Leben und Wirken[Bearbeiten | Quelltext bearbeiten]

Joseph Engelmann war der Sohn von Erasmus Theodor Engelmann (1730–1802), einem reformierten Inspektor und Anna Margaretha Hartmann (1742–1825). Einer seiner Brüder war Julius Bernhard Engelmann (1773–1844), der Vater von George Engelmann. Sein Neffe war Theodor Erasmus Hilgard.
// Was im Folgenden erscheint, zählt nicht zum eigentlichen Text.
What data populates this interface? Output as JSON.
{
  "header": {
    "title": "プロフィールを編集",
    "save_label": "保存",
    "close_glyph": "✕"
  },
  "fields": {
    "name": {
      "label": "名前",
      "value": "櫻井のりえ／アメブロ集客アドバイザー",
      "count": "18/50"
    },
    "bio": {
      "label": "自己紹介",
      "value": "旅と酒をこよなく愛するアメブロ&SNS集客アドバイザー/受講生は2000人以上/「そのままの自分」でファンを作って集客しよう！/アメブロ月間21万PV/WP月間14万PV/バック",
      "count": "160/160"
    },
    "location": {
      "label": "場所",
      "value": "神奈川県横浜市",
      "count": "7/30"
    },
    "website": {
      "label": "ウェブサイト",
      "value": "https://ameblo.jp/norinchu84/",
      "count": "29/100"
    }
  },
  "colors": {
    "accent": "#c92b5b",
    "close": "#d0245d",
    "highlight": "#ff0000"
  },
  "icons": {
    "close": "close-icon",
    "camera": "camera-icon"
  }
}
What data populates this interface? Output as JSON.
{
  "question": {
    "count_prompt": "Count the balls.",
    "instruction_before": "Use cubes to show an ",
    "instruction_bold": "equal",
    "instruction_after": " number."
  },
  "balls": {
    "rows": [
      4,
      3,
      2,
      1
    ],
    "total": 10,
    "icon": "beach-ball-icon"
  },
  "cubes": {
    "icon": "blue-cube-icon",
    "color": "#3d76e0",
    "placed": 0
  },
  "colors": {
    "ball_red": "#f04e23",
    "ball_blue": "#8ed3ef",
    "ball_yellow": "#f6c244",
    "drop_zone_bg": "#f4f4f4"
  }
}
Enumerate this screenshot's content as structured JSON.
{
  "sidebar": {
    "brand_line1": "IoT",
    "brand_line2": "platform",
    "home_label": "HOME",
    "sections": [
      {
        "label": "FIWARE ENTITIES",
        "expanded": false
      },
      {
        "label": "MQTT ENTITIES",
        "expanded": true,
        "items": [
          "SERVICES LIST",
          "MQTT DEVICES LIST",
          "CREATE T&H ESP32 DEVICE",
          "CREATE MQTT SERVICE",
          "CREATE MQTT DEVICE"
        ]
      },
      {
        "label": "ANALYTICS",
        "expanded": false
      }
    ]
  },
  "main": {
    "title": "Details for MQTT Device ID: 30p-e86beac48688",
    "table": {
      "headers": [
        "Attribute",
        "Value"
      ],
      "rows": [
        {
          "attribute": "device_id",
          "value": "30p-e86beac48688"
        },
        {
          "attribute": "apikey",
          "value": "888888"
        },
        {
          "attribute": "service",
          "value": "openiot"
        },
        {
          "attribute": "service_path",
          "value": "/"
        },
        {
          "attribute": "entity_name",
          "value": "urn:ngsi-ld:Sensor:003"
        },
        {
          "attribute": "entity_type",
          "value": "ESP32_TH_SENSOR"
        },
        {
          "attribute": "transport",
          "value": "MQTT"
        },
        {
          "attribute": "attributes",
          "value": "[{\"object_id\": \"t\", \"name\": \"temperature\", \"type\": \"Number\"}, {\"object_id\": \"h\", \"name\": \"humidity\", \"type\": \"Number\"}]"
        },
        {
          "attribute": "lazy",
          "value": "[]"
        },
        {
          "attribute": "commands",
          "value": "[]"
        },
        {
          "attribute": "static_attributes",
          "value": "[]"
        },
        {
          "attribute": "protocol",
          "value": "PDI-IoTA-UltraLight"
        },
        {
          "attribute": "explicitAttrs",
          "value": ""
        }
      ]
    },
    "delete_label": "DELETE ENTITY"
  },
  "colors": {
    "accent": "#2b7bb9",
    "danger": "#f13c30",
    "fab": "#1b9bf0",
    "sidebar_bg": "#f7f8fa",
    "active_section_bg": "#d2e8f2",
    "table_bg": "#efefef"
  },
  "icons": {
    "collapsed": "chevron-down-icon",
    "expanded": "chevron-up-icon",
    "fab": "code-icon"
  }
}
Joseph Engelmann erhielt seine Ausbildung wahrscheinlich in Frankfurt am Main. Als Jakob Christian Benjamin Mohr (1778–1854) und Johann Georg Zimmer (1777–1853) 1805 in Heidelberg den Verlag Mohr & Zimmer gründeten, siedelte Joseph Engelmann nach Heidelberg über und übernahm die Geschäftsführung der Druckerei. Der Verlag erhielt am 9. Juni 1807 von Großherzog Karl Friedrich das Privileg zu Einrichtung und Führung einer Druckerei in Heidelberg, dem am 22. Juni 1807 das Privileg folgte der Verlagsbuchhandlung eine Druckerei anzugliedern. Der Verlag übertrug das Druckereiprivileg schließlich am 25. Februar 1808 an Joseph Engelmann. Zu den ersten von ihm gedruckten Werken gehört ein Band der Sammlung Des Knaben Wunderhorn.

Ab 1812 baute Joseph Engelmann einen eigenen Verlag auf, der Reise- und Kunstbücher herausgab. Am 24. Juli 1816 heiratete er in Grünstadt Friedrike Tenner (* 1796). Krankheitsbedingt musste Joseph Engelmann seinen Verlag 1839 aufgeben. Sein Buchhandlung wurde 1844 vom aus Karlsruhe stammenden Friedrich Fabel übernommen.

Literatur[Bearbeiten | Quelltext bearbeiten]

  • Albert Carlebach: Joseph Engelmann. Buchdrucker und Verlagsbuchhändler in Heidelberg, „der Drucker der Heidelberger Romantik“ 1807–1828. In: Festgabe zum 50jährigen Bestehen des Badisch-Pfälzischen Buchhändler-Verbandes. C. F. Müller, Heidelberg 1925, S. 197–222.
  • Friedrich Strack (Hrsg.): Heidelberg im säkularen Umbruch (= Deutscher Idealismus. Bd. 12). Klett-Cotta, Stuttgart 1987, ISBN 3-608-91445-5, S. 130–137.